IMerge is a two-part Phase 2/3 clinical trial of imetelstat in transfusion dependent patients with lower risk MDS who are relapsed after or refractory to erythropoiesis-stimulating agents (ESAs). The Phase 3 is planned to enroll approximately 170 patients in a randomized, double-blind, placebo-controlled clinical trial to test the hypothesis that imetelstat improves the rate of red blood cell transfusion independence (TI). A target patient population of non-del(5q) lower risk MDS patients who are naïve to treatment with hypomethylating agents (HMAs) and lenalidomide was identified in Part 1 of IMerge, or the Phase 2 portion, and will be enrolled in the Phase 3. The trial is planned to be conducted at multiple medical centers globally, including North America, Europe, Middle East and Asia. The primary endpoint is 8-week TI rate, which is defined as the proportion of patients achieving transfusion independence during any consecutive eight weeks since entry into the trial. Key secondary endpoints include the rate of transfusion independence lasting at least 24 weeks, or 24-week TI rate, durability of transfusion independence and the amount and relative change in transfusions.

Recently reported Phase 2 data from Part 1 of IMerge suggested meaningful and durable transfusion independence, as well as potential disease-modifying activity and transfusion independence across different MDS patient subgroups, potentially achievable with imetelstat treatment. Many key aspects from Part 1 of IMerge remain the same for the Phase 3, including the primary and secondary endpoints, the dose and schedule of imetelstat administration, the target patient population, and a majority of the participating clinical sites.

Based upon current planning assumptions, Geron expects top-line results for the IMerge Phase 3 clinical trial to be available by mid-year 2022.

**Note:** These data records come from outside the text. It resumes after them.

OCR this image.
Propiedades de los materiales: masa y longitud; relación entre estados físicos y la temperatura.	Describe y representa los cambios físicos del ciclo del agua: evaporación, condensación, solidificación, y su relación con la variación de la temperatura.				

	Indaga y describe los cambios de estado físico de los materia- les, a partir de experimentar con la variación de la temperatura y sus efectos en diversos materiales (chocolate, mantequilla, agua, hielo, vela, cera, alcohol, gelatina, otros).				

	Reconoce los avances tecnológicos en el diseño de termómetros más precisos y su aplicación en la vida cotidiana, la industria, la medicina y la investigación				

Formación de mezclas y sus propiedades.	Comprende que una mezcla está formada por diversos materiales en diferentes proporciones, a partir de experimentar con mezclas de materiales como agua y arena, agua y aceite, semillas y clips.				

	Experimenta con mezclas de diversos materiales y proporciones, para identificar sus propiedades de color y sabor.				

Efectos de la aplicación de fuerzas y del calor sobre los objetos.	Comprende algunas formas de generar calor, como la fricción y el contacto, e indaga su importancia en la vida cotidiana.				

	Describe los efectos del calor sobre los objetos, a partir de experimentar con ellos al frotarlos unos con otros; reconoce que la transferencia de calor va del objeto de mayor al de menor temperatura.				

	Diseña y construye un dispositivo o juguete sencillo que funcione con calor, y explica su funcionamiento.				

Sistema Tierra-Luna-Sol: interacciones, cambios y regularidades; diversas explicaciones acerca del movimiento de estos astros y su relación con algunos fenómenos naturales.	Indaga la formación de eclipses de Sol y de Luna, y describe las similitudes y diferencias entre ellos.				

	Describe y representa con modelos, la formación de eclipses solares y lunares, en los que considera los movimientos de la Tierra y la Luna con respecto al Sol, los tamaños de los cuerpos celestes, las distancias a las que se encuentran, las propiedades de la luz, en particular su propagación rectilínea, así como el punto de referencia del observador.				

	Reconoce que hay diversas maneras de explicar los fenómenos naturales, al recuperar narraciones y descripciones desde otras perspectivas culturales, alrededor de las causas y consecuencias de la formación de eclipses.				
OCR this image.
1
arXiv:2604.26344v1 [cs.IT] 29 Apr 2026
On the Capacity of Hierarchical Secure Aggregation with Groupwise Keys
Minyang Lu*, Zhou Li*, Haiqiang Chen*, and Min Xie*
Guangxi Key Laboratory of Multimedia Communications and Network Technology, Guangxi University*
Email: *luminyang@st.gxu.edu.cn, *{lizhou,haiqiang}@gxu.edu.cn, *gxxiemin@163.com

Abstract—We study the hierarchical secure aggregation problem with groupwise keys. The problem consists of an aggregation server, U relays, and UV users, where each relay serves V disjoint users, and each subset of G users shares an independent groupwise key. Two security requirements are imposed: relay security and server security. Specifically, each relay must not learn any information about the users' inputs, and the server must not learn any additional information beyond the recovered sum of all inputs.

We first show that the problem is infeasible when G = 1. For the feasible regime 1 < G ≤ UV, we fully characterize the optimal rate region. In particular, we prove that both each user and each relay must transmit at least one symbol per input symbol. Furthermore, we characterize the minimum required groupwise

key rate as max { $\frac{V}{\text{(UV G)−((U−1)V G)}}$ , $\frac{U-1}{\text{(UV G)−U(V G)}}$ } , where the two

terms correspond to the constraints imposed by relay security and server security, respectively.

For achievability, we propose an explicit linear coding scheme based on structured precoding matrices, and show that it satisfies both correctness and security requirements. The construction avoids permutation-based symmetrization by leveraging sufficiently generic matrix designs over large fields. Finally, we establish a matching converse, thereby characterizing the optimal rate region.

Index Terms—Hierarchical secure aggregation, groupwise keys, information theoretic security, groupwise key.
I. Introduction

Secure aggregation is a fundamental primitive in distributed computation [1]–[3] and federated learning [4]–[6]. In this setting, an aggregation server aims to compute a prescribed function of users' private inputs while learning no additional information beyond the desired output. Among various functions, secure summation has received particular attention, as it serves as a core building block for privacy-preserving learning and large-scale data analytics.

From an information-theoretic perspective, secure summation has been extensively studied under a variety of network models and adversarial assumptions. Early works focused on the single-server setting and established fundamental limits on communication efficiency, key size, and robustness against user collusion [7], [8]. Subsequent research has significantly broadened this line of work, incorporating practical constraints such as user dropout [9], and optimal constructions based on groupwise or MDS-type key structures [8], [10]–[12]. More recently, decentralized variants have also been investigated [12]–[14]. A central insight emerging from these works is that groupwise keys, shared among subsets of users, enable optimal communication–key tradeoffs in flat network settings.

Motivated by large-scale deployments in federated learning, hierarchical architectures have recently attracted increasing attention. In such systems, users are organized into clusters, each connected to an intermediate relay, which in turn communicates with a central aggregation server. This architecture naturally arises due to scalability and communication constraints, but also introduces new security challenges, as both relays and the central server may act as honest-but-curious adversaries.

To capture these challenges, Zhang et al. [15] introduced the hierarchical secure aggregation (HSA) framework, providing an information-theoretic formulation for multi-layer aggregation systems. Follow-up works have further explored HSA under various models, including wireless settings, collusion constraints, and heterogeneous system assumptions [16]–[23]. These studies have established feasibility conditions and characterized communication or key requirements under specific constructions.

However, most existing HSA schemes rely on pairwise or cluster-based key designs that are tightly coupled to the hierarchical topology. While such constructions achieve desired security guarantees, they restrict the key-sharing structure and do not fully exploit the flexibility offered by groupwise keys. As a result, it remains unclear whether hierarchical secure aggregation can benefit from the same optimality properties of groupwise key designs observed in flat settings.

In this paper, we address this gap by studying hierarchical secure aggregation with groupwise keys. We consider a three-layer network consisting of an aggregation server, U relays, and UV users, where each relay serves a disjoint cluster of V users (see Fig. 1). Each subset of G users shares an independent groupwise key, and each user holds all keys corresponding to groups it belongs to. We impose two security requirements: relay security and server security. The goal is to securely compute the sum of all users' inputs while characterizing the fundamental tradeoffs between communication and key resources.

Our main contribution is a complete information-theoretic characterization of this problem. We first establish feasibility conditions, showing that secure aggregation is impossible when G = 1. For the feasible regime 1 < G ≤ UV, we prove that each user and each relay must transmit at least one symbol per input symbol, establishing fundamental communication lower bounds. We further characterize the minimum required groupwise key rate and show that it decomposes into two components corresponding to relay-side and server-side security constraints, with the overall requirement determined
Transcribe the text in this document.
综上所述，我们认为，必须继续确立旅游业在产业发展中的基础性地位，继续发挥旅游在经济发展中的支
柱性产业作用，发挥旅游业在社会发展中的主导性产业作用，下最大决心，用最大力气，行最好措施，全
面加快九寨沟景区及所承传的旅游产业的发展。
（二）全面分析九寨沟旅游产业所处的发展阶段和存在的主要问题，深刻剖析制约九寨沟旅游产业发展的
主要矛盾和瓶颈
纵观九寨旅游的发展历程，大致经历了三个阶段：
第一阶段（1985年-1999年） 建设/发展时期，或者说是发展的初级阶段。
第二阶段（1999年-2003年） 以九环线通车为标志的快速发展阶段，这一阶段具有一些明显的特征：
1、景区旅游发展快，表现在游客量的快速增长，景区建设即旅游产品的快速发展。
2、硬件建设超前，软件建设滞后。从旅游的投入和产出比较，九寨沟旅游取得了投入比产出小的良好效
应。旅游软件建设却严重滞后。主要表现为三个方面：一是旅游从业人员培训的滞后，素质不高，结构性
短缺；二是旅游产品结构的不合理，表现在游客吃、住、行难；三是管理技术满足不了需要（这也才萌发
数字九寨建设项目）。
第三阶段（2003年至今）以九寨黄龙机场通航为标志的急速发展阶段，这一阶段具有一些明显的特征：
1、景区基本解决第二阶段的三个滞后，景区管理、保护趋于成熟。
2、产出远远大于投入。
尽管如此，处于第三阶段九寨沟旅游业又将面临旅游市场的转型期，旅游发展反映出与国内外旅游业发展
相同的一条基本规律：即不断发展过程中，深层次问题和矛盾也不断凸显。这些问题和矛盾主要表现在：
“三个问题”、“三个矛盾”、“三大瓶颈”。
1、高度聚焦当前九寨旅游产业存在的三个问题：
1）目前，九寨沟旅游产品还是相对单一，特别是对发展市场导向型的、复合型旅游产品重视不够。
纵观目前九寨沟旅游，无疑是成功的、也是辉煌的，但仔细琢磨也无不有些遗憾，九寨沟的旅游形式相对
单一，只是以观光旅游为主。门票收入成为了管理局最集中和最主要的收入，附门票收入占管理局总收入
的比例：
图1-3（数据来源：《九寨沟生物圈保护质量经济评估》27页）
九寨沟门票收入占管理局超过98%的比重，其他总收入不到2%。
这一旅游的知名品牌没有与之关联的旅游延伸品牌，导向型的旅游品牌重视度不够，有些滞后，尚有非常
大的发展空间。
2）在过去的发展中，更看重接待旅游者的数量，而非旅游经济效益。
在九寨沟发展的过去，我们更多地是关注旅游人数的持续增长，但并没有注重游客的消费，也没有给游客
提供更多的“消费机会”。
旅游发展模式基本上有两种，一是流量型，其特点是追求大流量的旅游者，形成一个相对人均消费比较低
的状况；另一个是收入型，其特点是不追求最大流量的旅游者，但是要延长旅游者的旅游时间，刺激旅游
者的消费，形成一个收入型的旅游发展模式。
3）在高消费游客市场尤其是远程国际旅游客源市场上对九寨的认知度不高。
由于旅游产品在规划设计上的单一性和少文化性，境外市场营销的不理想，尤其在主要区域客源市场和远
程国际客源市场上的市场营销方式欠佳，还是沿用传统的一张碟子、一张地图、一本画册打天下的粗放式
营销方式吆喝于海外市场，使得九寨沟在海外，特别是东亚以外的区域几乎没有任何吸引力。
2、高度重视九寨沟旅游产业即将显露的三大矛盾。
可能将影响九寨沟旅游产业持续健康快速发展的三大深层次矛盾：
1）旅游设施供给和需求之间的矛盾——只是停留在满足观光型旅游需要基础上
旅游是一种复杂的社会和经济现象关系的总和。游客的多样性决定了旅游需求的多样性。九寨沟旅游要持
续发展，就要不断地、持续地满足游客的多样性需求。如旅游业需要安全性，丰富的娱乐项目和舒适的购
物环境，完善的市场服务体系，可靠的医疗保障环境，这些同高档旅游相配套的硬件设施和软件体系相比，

To learn more about the IMerge Phase 3 clinical trial and whether the study is enrolling patients in your area, please visit www.clinicaltrials.gov.

About Myelodysplastic Syndromes

Myelodysplastic syndromes are a group of diverse blood disorders that develop because bone marrow cells do not mature into healthy blood cells. Many patients develop chronic anemia, the predominant clinical problem in lower risk MDS, and become dependent on red blood cell transfusions. There are approximately 60,000 people living with the disease in the United States.

About Imetelstat

Imetelstat is a novel, first-in-class telomerase inhibitor exclusively owned by Geron and being developed in hematologic myeloid malignancies. Early clinical data suggest imetelstat may have disease-modifying activity through the suppression of malignant progenitor cell clone proliferation, which allows potential recovery of normal hematopoiesis. Ongoing clinical studies of imetelstat consist of IMerge, a Phase 2/3 trial in lower risk myelodysplastic syndromes (MDS), and IMbark, a Phase 2 trial in Intermediate-2 or High-risk myelofibrosis (MF). Imetelstat has been granted Fast Track designation by the United States Food and Drug Administration for both the treatment of patients with non-del(5q) lower risk MDS who are refractory or resistant to an erythropoiesis-stimulating agent and for patients with Intermediate-2 or High-risk MF whose disease has relapsed after or is refractory to janus kinase (JAK) inhibitor treatment.